About Generic Tagged Arrays (GTA)
The GTA project provides a file format called Generic Tagged Arrays that
- is very easy to use
- can store any kind of multidimensional array data
- allows generic manipulations of array data
- allows conversion to and from other file formats
The project consists of two parts:
- Libgta, a library that reads and writes GTA files, with interfaces in C and C++.
- Gtatool, a tool that manipulates GTAs and converts GTAs to and from other file formats.
Gtatool provides a set of commands that manipulate GTAs on various levels: array element components, array dimensions, whole arrays, and streams of arrays. For example, you can add components to array elements, merge separate arrays into combined arrays in different ways, apply global transformations to array data, reorder the array data, and much more.
Additionally, gtatool can import from and export to many other file formats, including:
- any kind of traditional image file formats (via GraphicsMagick or NetPBM))

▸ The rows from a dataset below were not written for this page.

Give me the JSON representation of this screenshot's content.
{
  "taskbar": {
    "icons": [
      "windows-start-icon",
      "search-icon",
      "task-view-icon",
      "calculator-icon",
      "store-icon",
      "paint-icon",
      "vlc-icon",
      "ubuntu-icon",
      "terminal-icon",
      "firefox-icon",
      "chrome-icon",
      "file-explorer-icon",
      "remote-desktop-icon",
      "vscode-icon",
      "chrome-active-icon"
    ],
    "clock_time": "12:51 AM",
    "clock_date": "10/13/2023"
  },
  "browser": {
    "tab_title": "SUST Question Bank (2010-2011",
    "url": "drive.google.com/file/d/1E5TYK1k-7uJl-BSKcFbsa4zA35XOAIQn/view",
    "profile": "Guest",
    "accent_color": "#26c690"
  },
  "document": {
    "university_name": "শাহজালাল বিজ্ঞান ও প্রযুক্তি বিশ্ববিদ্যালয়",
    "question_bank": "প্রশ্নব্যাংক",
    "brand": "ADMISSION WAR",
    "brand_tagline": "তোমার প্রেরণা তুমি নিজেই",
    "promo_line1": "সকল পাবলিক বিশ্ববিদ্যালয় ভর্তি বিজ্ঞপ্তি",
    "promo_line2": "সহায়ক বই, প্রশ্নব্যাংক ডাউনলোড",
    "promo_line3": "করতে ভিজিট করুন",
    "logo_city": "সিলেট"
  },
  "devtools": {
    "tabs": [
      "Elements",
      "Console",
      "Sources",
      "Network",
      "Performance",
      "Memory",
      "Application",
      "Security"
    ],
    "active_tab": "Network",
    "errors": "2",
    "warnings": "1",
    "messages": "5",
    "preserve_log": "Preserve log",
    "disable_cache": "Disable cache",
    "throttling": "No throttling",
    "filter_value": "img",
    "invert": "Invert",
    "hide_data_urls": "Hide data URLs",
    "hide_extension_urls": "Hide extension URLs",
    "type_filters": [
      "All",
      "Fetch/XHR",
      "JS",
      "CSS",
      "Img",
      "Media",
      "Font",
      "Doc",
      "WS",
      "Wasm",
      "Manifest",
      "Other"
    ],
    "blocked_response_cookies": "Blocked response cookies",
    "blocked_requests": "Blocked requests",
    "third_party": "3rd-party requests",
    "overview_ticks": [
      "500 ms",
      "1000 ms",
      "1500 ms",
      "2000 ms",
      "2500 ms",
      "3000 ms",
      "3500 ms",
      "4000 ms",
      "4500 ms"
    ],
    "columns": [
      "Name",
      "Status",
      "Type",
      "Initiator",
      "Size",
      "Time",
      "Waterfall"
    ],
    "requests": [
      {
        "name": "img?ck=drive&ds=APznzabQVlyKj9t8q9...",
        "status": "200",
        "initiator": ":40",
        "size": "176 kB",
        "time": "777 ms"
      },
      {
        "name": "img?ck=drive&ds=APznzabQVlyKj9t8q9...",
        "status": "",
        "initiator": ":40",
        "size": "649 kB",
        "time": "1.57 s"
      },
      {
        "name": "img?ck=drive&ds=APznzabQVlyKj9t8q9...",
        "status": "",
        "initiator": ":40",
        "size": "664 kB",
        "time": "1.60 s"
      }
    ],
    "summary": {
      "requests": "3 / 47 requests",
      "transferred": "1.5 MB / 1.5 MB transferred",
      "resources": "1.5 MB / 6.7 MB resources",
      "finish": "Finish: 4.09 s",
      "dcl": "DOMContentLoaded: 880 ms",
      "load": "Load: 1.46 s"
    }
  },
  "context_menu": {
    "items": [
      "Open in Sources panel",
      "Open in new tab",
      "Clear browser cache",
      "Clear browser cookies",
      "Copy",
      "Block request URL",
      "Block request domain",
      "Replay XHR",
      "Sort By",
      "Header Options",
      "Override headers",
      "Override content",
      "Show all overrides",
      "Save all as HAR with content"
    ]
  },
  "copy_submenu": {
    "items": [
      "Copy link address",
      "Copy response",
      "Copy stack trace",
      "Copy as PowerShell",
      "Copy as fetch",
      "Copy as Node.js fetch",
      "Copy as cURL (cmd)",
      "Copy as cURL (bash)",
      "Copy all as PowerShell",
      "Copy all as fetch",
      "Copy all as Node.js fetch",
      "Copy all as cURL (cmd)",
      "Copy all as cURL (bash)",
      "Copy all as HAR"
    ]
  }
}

- any kind of multimedia data (via FFmpeg and libsndfile)
- any kind of remote sensing data (via GDAL)
- medical image data in DICOM format (via DCMTK)
- high dynamic range images and data (via OpenEXR and Pfstools)
- volumetric data (in PVM or .dat/.raw or DICOM or raw binary format, or as image stacks)
- NetCDF files, including many HDF4 and HDF5 files (via NetCDF)
- MATLAB .mat files (via Matio)
- CSV (comma separated values) files
- NRRD data files (via Teem)
- Point cloud vertex data (via PLY and PCL)
- RAT RadarTools .rat files
- raw binary files (little/big endian, arbitrary data types)
The gui
command provides a graphical user interface for a subset of the full functionality.
Both libgta and gtatool are free software. Libgta is licensed under the terms of the GNU LGPL version 2.1 or later, and gtatool is licensed under the terms of the GNU GPL version 3 or later.